Learn English Through Music
Music is uplifting, energising, and inspiring. Basically, it makes us happy. It’s also a super fun resource that you can use to improve your English.
1. Feel the rhythm
Human beings have created music and danced for thousands of years. As a teacher, one of my favourite teaching tools is a West African drum I bought at a market in Cape Town. The first time I brought it to class, I remember the beginners looking at each other quizzically.
“Hello,” I said. “My name is Leigh-Anne.” Then I repeated my name, this time beating out the two syllables of my name on the drum. Then I gave the drum to the students to “beat out” their names. From there, the students took turns “playing out” a variety of words. At first, they were a little shy, but after a while everyone got into it.

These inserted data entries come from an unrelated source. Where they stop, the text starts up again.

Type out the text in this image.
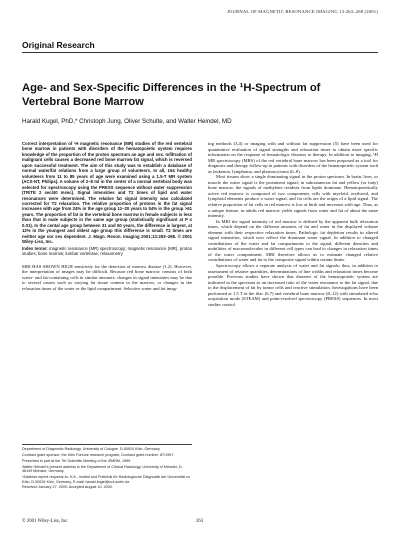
JOURNAL OF MAGNETIC RESONANCE IMAGING 13:263–268 (2001)
Original Research
Age- and Sex-Specific Differences in the ¹H-Spectrum of Vertebral Bone Marrow
Harald Kugel, PhD,* Christoph Jung, Oliver Schulte, and Walter Heindel, MD

Correct interpretation of ¹H magnetic resonance (MR) studies of the red vertebral bone marrow in patients with disorders of the hematopoietic system requires knowledge of the proportion of the proton spectrum an age and sex. Infiltration of malignant cells causes a decreased red bone marrow fat signal, which is reversed upon successful treatment. The aim of this study was to establish a database of normal water/fat relations from a large group of volunteers. In all, 154 healthy volunteers from 11 to 85 years of age were examined using a 1.5-T MR system (ACS-NT, Philips). A volume of 2–8 ml in the center of a normal vertebral body was selected for spectroscopy using the PRESS sequence without water suppression (TR/TE 2 sec/40 msec). Signal intensities and T2 times of lipid and water resonances were determined. The relative fat signal intensity was calculated corrected for T2 relaxation. The relative proportion of protons in the fat signal increases with age from 24% in the age group 11–20 years to 54% in the group >61 years. The proportion of fat in the vertebral bone marrow in female subjects is less than that in male subjects in the same age group (statistically significant at P ≤ 0.01). In the cental age group between 31 and 50 years, the difference is largest, at 12% in the youngest and oldest age group this difference is small. T2 times are neither age nor sex dependent. J. Magn. Reson. Imaging 2001;13:263–268. © 2001 Wiley-Liss, Inc.

Index terms: magnetic resonance (MR) spectroscopy; magnetic resonance (MR), proton studies; bone marrow; lumbar vertebrae; relaxometry

MRI HAS SHOWN HIGH sensitivity for the detection of marrow disease (1,2). However, the interpretation of images may be difficult. Because red bone marrow consists of both water- and fat-containing cells in similar amounts, changes in signal intensities may be due to several causes such as varying fat tissue content in the marrow, or changes in the relaxation times of the water or the lipid compartment. Selective water and fat imag-

ing methods (3,4) or imaging with and without fat suppression (5) have been used for quantitative evaluation of signal strengths and relaxation times to obtain more specific information on the response of hematologic diseases to therapy. In addition to imaging, ¹H MR spectroscopy (MRS) of the red vertebral bone marrow has been proposed as a tool for diagnosis and therapy follow-up in patients with disorders of the hematopoietic system such as leukemia, lymphoma, and plasmocytoma (6–8).

Most tissues show a single dominating signal in the proton spectrum. In brain, liver, or muscle the water signal is the prominent signal; in subcutaneous fat and yellow (or fatty) bone marrow, the signals of methylene residues from lipids dominate. Hematopoietically active red marrow is composed of two components cells with myeloid, erythroid, and lymphoid elements produce a water signal, and fat cells are the origin of a lipid signal. The relative proportion of fat cells in red marrow is low at birth and increases with age. Thus, as a unique feature, in adults red marrow yields signals from water and fat of about the same intensity.

In MRI the signal intensity of red marrow is defined by the apparent bulk relaxation times, which depend on the different amounts of fat and water in the displayed volume element with their respective relaxation times. Pathologic fat depletion results in altered signal intensities, which now reflect the dominant water signal. In addition to changed contributions of the water and fat compartments to the signal, different densities and mobilities of macromolecules in different cell types can lead to changes in relaxation times of the water compartment. MRI therefore allows us to estimate changed relative contributions of water and fat to the composite signal within certain limits.

Spectroscopy allows a separate analysis of water and fat signals; thus, in addition to assessment of relative quantities, determinations of line widths and relaxation times become possible. Previous studies have shown that diseases of the hematopoietic system are indicated in the spectrum as an increased ratio of the water resonance to the fat signal, due to the displacement of fat by tumor cells and reactive stimulation. Investigations have been performed at 1.5 T in the iliac (6,7) and vertebral bone marrow (8–12) with stimulated echo acquisition mode (STEAM) and point-resolved spectroscopy (PRESS) sequences. In most studies control

Department of Diagnostic Radiology, University of Cologne, D-50924 Köln, Germany.

Contract grant sponsor: the Köln Fortune research program; Contract grant number: 87/1997.

Presented in part at the 7th Scientific Meeting of the ISMRM, 1999.

Walter Heindel's present address is the Department of Clinical Radiology, University of Münster, D-48149 Münster, Germany.

*Address reprint requests to: H.K., Institut und Poliklinik für Radiologische Diagnostik der Universität zu Köln, D-50924 Köln, Germany. E-mail: harald.kugel@uni-koeln.de

Received January 27, 2000; Accepted August 10, 2000.

© 2001 Wiley-Liss, Inc.	263
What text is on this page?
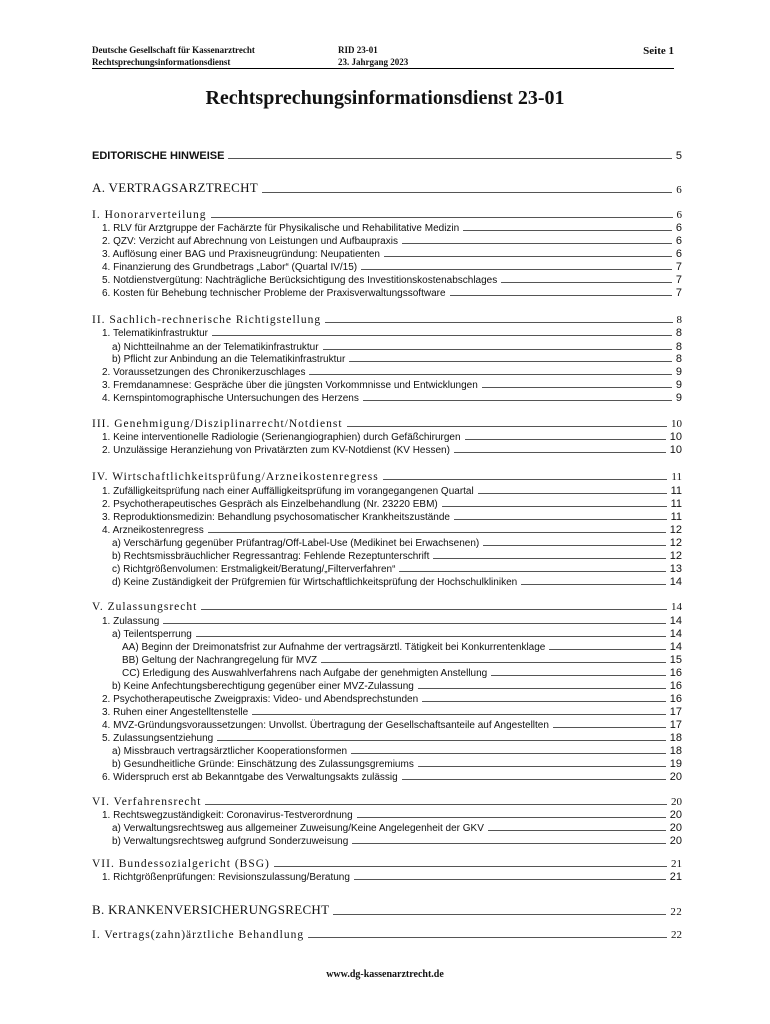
Deutsche Gesellschaft für Kassenarztrecht
Rechtsprechungsinformationsdienst
RID 23-01
23. Jahrgang 2023
Seite 1
Rechtsprechungsinformationsdienst 23-01
EDITORISCHE HINWEISE	5
A. VERTRAGSARZTRECHT	6
I. Honorarverteilung	6
1. RLV für Arztgruppe der Fachärzte für Physikalische und Rehabilitative Medizin	6
2. QZV: Verzicht auf Abrechnung von Leistungen und Aufbaupraxis	6
3. Auflösung einer BAG und Praxisneugründung: Neupatienten	6
4. Finanzierung des Grundbetrags „Labor“ (Quartal IV/15)	7
5. Notdienstvergütung: Nachträgliche Berücksichtigung des Investitionskostenabschlages	7
6. Kosten für Behebung technischer Probleme der Praxisverwaltungssoftware	7
II. Sachlich-rechnerische Richtigstellung	8
1. Telematikinfrastruktur	8
a) Nichtteilnahme an der Telematikinfrastruktur	8
b) Pflicht zur Anbindung an die Telematikinfrastruktur	8
2. Voraussetzungen des Chronikerzuschlages	9
3. Fremdanamnese: Gespräche über die jüngsten Vorkommnisse und Entwicklungen	9
4. Kernspintomographische Untersuchungen des Herzens	9
III. Genehmigung/Disziplinarrecht/Notdienst	10
1. Keine interventionelle Radiologie (Serienangiographien) durch Gefäßchirurgen	10
2. Unzulässige Heranziehung von Privatärzten zum KV-Notdienst (KV Hessen)	10
IV. Wirtschaftlichkeitsprüfung/Arzneikostenregress	11
1. Zufälligkeitsprüfung nach einer Auffälligkeitsprüfung im vorangegangenen Quartal	11
2. Psychotherapeutisches Gespräch als Einzelbehandlung (Nr. 23220 EBM)	11
3. Reproduktionsmedizin: Behandlung psychosomatischer Krankheitszustände	11
4. Arzneikostenregress	12
a) Verschärfung gegenüber Prüfantrag/Off-Label-Use (Medikinet bei Erwachsenen)	12
b) Rechtsmissbräuchlicher Regressantrag: Fehlende Rezeptunterschrift	12
c) Richtgrößenvolumen: Erstmaligkeit/Beratung/„Filterverfahren“	13
d) Keine Zuständigkeit der Prüfgremien für Wirtschaftlichkeitsprüfung der Hochschulkliniken	14
V. Zulassungsrecht	14
1. Zulassung	14
a) Teilentsperrung	14
AA) Beginn der Dreimonatsfrist zur Aufnahme der vertragsärztl. Tätigkeit bei Konkurrentenklage	14
BB) Geltung der Nachrangregelung für MVZ	15
CC) Erledigung des Auswahlverfahrens nach Aufgabe der genehmigten Anstellung	16
b) Keine Anfechtungsberechtigung gegenüber einer MVZ-Zulassung	16
2. Psychotherapeutische Zweigpraxis: Video- und Abendsprechstunden	16
3. Ruhen einer Angestelltenstelle	17
4. MVZ-Gründungsvoraussetzungen: Unvollst. Übertragung der Gesellschaftsanteile auf Angestellten	17
5. Zulassungsentziehung	18
a) Missbrauch vertragsärztlicher Kooperationsformen	18
b) Gesundheitliche Gründe: Einschätzung des Zulassungsgremiums	19
6. Widerspruch erst ab Bekanntgabe des Verwaltungsakts zulässig	20
VI. Verfahrensrecht	20
1. Rechtswegzuständigkeit: Coronavirus-Testverordnung	20
a) Verwaltungsrechtsweg aus allgemeiner Zuweisung/Keine Angelegenheit der GKV	20
b) Verwaltungsrechtsweg aufgrund Sonderzuweisung	20
VII. Bundessozialgericht (BSG)	21
1. Richtgrößenprüfungen: Revisionszulassung/Beratung	21
B. KRANKENVERSICHERUNGSRECHT	22
I. Vertrags(zahn)ärztliche Behandlung	22
www.dg-kassenarztrecht.de
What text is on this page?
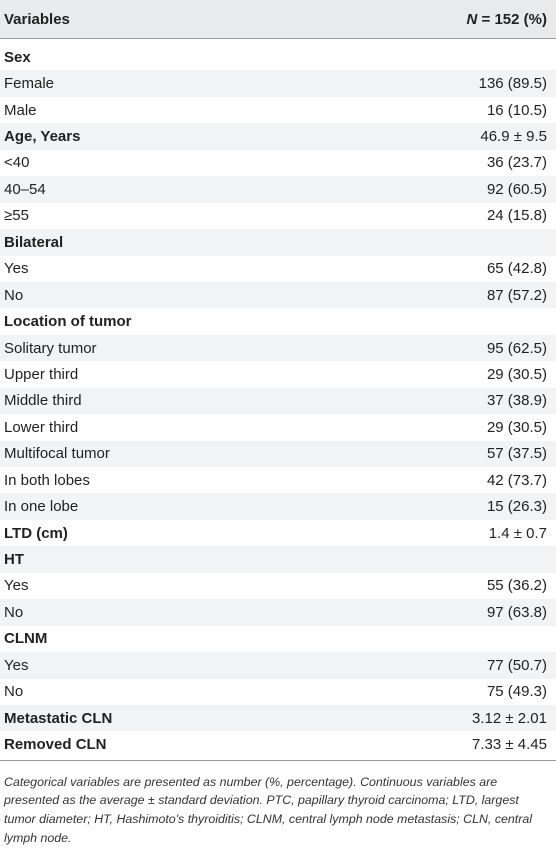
Variables	N = 152 (%)
Sex
Female	136 (89.5)
Male	16 (10.5)
Age, Years	46.9 ± 9.5
<40	36 (23.7)
40–54	92 (60.5)
≥55	24 (15.8)
Bilateral
Yes	65 (42.8)
No	87 (57.2)
Location of tumor
Solitary tumor	95 (62.5)
Upper third	29 (30.5)
Middle third	37 (38.9)
Lower third	29 (30.5)
Multifocal tumor	57 (37.5)
In both lobes	42 (73.7)
In one lobe	15 (26.3)
LTD (cm)	1.4 ± 0.7
HT
Yes	55 (36.2)
No	97 (63.8)
CLNM
Yes	77 (50.7)
No	75 (49.3)
Metastatic CLN	3.12 ± 2.01
Removed CLN	7.33 ± 4.45
Categorical variables are presented as number (%, percentage). Continuous variables are presented as the average ± standard deviation. PTC, papillary thyroid carcinoma; LTD, largest tumor diameter; HT, Hashimoto's thyroiditis; CLNM, central lymph node metastasis; CLN, central lymph node.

Just as music has rhythm, so does language. Research shows that music helps people acquire a new language . “Combined with the musicality of words, as well as the music itself, rhythm can also boost language skills” (Guardian, 2015). Evidence suggests that people who learn music from childhood find it easier to learn languages as an adult. As songstress, Gloria Estefan once crooned: “The rhythm is gonna get you.”
Count the beats
I’ve noticed Portuguese speaking students swallow “ee” sounds. I once thought a student said he had a cough instead of that he wanted to have a coffee! Coff/ee/ two syllables.
Think of the syllables in a word as beats. For example: “In/stru/ment” has three syllables or beats. I suggest syllable-counting with an instrument of choice. Simply tap out the syllables on a drum, table, or by clapping with your hands.
Word stress for better pronunciation
Second language learners often struggle with word stress. For instance, with countries names sometimes the stress is placed on the first syllable: BRAzil, PORTugal, AMERica, CHIna, GERmany. In other names, the stress is in the middle: AnGOla, MoZAMbique, SwitZERland. Or at the end, as CamerOON.
Stressing the wrong syllable can make it difficult for people to understand you. Listen to the stressed syllable, and beat it out. For example, “InSTRUment.”
2. Catchy songs
Have you ever had a song stuck in your head? That’s precisely why music is so effective for learning English.
Songs to improve your grammar
Ask Google for songs that contain examples of the area that you are focusing on. Forgot the rule for present perfect? Try sing the tune. “But I still haven’t found/ What I’m looking for” (U2). Or by my personal favourite Michael Bublé, “I just haven’t met you yet“.
Can’t remember the QUASI rule* for making questions? Try singing Adam Lambert in the shower. “What do you want from me?” You might annoy your housemates but hopefully they’ll sing along too. (*The Quasi Rul: present simple or past simple questions are formed with the Question word + Auxiliary + Subject + Infinitive).
Getting your gerunds and infinitives confused? Sing Maroon 5 while running, or at KTV. “I don’t mind spending every day…Ask her if she wants to stay a while…“.
Songs to improve your pronunciation
In one class, I played a song by Justin Bieber to differentiate the letter “b” from the letter “p”. A few days later I heard one of my students singing, “Baby, baby, baby, ooooh,” while he walking down the corridor. It made me smile.
I love rap and conscious hip hop because it’s a way to learn sounds that rhyme. From rap artist, Heavy D: “If you want crime to stop, stop hiring crooked cops.” This teaches the ING sound.
What’s extra cool is that rap songs contain words that have the same pronunciation but different spelling. By Eminem: “The moment you own it you better never let it go/…do not miss your chance to blow.”
3. Build your Vocabulary
Music is a fabulous tool for learning new words, whatever your level.
While some teachers prefer teaching the Queen’s English (formal English), I think it’s important to teach English the way it is used in the real world. If you wanna learn English slang, you’ve gotta listen to pop music. Many songs contain words such as “gotta”, “gonna”, “wanna”, which are commonly used in spoken English. Songs often contain useful language. Consider the song, Sunflower, from the soundtrack of “Spiderman: Into the Spider-Verse.” It contains expressions such as “Callin’ it quits… Crash at my place, baby, you’re a wreck… You won’t back down.” Even better, watch the film too. Music videos are another great resource.
One of the best musicians of the 20th century is Bob Dylan. He told stories through his music. Listen to his songs for inspiration, and use of metaphors and poetry. Take these words from the song, Like a Rolling Stone, for instance:
You used to laugh about /
Everybody that was hanging out /
Now you don’t talk so loud /
Now you don’t seem so proud /
About having to be scrounging [for] your next meal
Sing out loud
Singing along to music can develop your fluency for two reasons. Firstly, by “singing” the words you feel more confident speaking out. Secondly, it helps you understand connected speech and those tricky shwa sounds. “Whatcha gonna do when they come for you?” (Bob Marley) is one such example.
Head onto lyricstraining.com which is a big hit with students. Look for reputable online lyric sites and professional music videos. There are also many karaoke apps to have competitions with your friends.